Photo courtesy of The Island
The US Under Secretary of State for Political Affairs, Victoria Nuland, visited Sri Lanka last week and dominating her agenda with the government was the core issue of restructuring the government’s foreign debt, on which it has defaulted, which stands at the heart of recovery from bankruptcy. Unusually plain speaking for a diplomat, Ms. Nuland was blunt about the main factor obstructing the receipt of an IMF structural adjustment facility and that was the reluctance of the Chinese Government, through their state owned financial entities, to seriously explore the issue of a debt write down. Ms. Nuland stated that “What China has offered so far is not enough …..We need to see credible and specific assurances that Chine will meet the IMF standard of debt relief”.
That credible standard of debt relief did not seem to be forthcoming from the Chinese. After months of being scarce in the process of debt renegotiation, the Chinese finally made an offer that was at best completely underwhelming, namely, a two year moratorium on the repayment of debt. Compare that with what the Western aid donor countries in the Paris Club were discussing about offering, which was a ten year moratorium on debt repayment, including some debt write down. In the words of Ms. Nuland, this commitment was very clear. “We, the United States, are prepared to do our part. Our Paris Club partners are prepared to do their part. India has made strong commitments that it will provide the credible assurances the IMF is looking for,” she said.
Predictably the Chinese were quick to defend their not very generous offer as the epitome of reasonableness and were sharp in their rebuttal. Gone are the days when Chinese diplomats were known for bowing a lot and speaking softly. Now they come out swinging, as it were, at the slightest hint of criticism and accordingly the Chinese Foreign Ministry spokesperson, Ms. Nao Ning, responded saying “Rather than jabbing fingers at China’s close cooperation with Sri Lanka, the US might as well show some sincerity and actually do something to help Sri Lanka weather through the current difficulties”, conveniently forgetting that the US had for several years offered half a billion dollar in grant (yes, a non-repayable) funding from the Millennium Challenge Cooperation (MCC) that the Rajapaksa Administration, for reasons best known to itself, chose to turn down giving a whole new meaning to the phrase, “looking a gift horse in the mouth” and then making the nation falling flat on its face.

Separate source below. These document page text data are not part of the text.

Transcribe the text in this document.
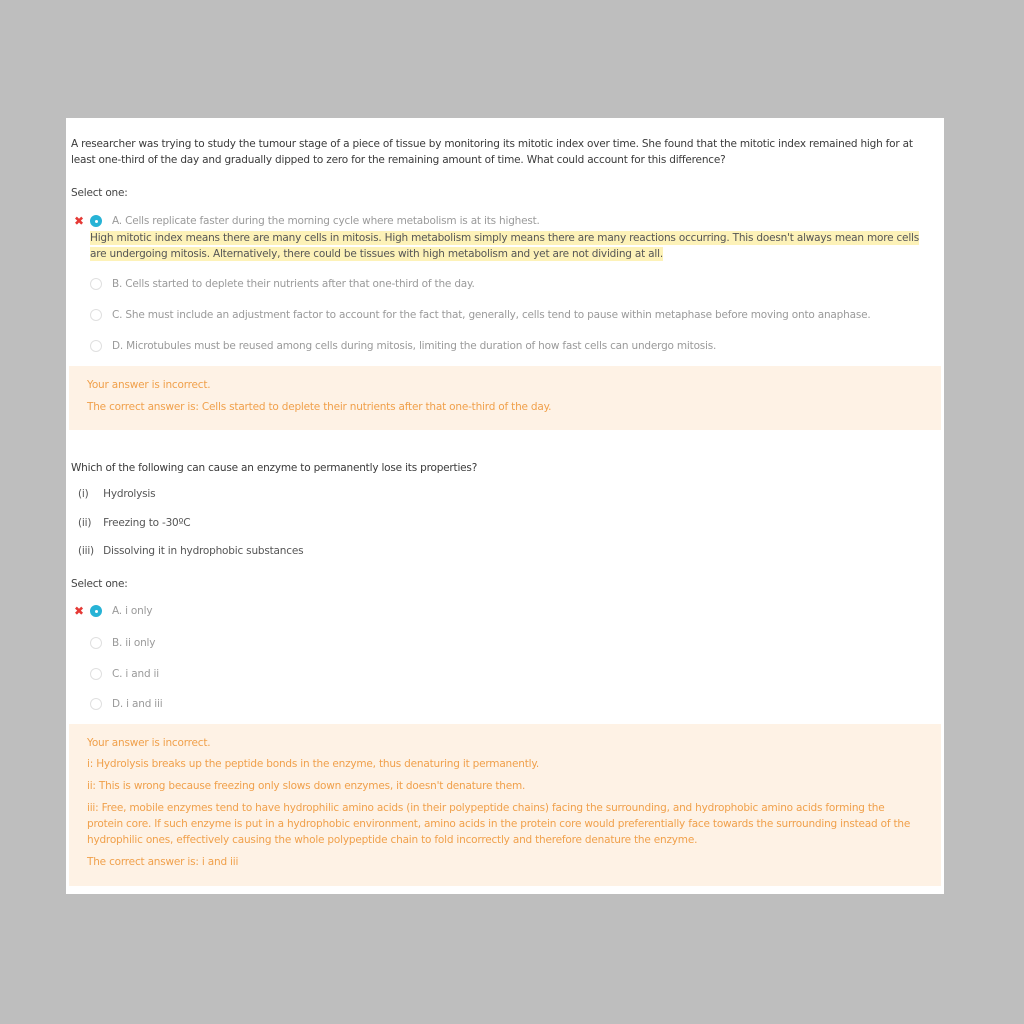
A researcher was trying to study the tumour stage of a piece of tissue by monitoring its mitotic index over time. She found that the mitotic index remained high for at least one-third of the day and gradually dipped to zero for the remaining amount of time. What could account for this difference?
Select one:
✖	A. Cells replicate faster during the morning cycle where metabolism is at its highest.
High mitotic index means there are many cells in mitosis. High metabolism simply means there are many reactions occurring. This doesn't always mean more cells are undergoing mitosis. Alternatively, there could be tissues with high metabolism and yet are not dividing at all.
B. Cells started to deplete their nutrients after that one-third of the day.
C. She must include an adjustment factor to account for the fact that, generally, cells tend to pause within metaphase before moving onto anaphase.
D. Microtubules must be reused among cells during mitosis, limiting the duration of how fast cells can undergo mitosis.

Your answer is incorrect.

The correct answer is: Cells started to deplete their nutrients after that one-third of the day.

Which of the following can cause an enzyme to permanently lose its properties?
(i) Hydrolysis
(ii) Freezing to -30ºC
(iii) Dissolving it in hydrophobic substances
Select one:
✖	A. i only
B. ii only
C. i and ii
D. i and iii

Your answer is incorrect.

i: Hydrolysis breaks up the peptide bonds in the enzyme, thus denaturing it permanently.

ii: This is wrong because freezing only slows down enzymes, it doesn't denature them.

iii: Free, mobile enzymes tend to have hydrophilic amino acids (in their polypeptide chains) facing the surrounding, and hydrophobic amino acids forming the protein core. If such enzyme is put in a hydrophobic environment, amino acids in the protein core would preferentially face towards the surrounding instead of the hydrophilic ones, effectively causing the whole polypeptide chain to fold incorrectly and therefore denature the enzyme.

The correct answer is: i and iii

The Chinese debt from the belt and road initiative
Dealing with the Chinese debt is a serious challenge for Sri Lanka and an even bigger challenge for China. For Sri Lanka, it is currently the main sticking point in securing an IMF facility that would be the start of reversing the steep contraction (negative growth) of the economy. For the Chinese, the issue of distress loans from its much vaunted belt and road programme could not have come at a worse time. The Chinese economy has significantly slowed down and with it the Chinese face their own issues of the asset quality in their banking system. There is also now much more vocal criticism of the debt piled on the vulnerable economies of developing countries for the construction of projects of dubious utility and economic value at inflated prices. Sri Lanka has become a poster boy (case study) of corrupt and despotic local rulers who indebted their countries to the point of bankruptcy. The issue becomes how responsible is the lender for this fate of the borrower? Undoubtedly the Rajapaksas and their political cohorts in the SLPP should bear the responsibility for the decision to rake up expensive and extensive foreign debts. But rather like the classic tort law case studies of the liability for a drunk driving accident of a bar tender who keeps plying his obviously intoxicated customer with ever more alcohol knowing that the customer was a danger to himself and others, the Chinese showed at best a reckless disregard for the economic vulnerabilities of its borrowers, especially Rajapaksa led Sri Lanka or, as their detractors claim, a cynical method of creating pliant client states.
The Chinese aspiration to being a global power requires China to deal with international issues and especially international global financial issues in a mainstream manner. China, like other great powers, does not want to end up being isolated in their foreign affairs. Mostly due to some adroit work by some of Sri Lanka’s other friends, namely India and the Paris Club of creditor nations, the Chinese find themselves in the unenviable position where all others are ready for a pragmatic and generous approach to debt restructuring while for them the very mention of it is unthinkable, a likely unviable long term position.
Coincidently Sri Lanka’s international sovereign bond holders, through their lawyers White and Chase LLP, issued a statement and wrote to the IMF Managing Director expressing their willingness to engage in good faith in debt negotiations. However for them, the Paris Club and all other creditors, is the cardinal principal of equal treatment that early movers who make concessions would not receive less favorable terms than the hold outs. So the real price of Chinese reluctance for serious debt renegotiations is that it prevents even other creditors from doing so. The Wickremesinghe-Rajapaksa administration has no answers to this dilemma and the other crucial requirements of economic reforms.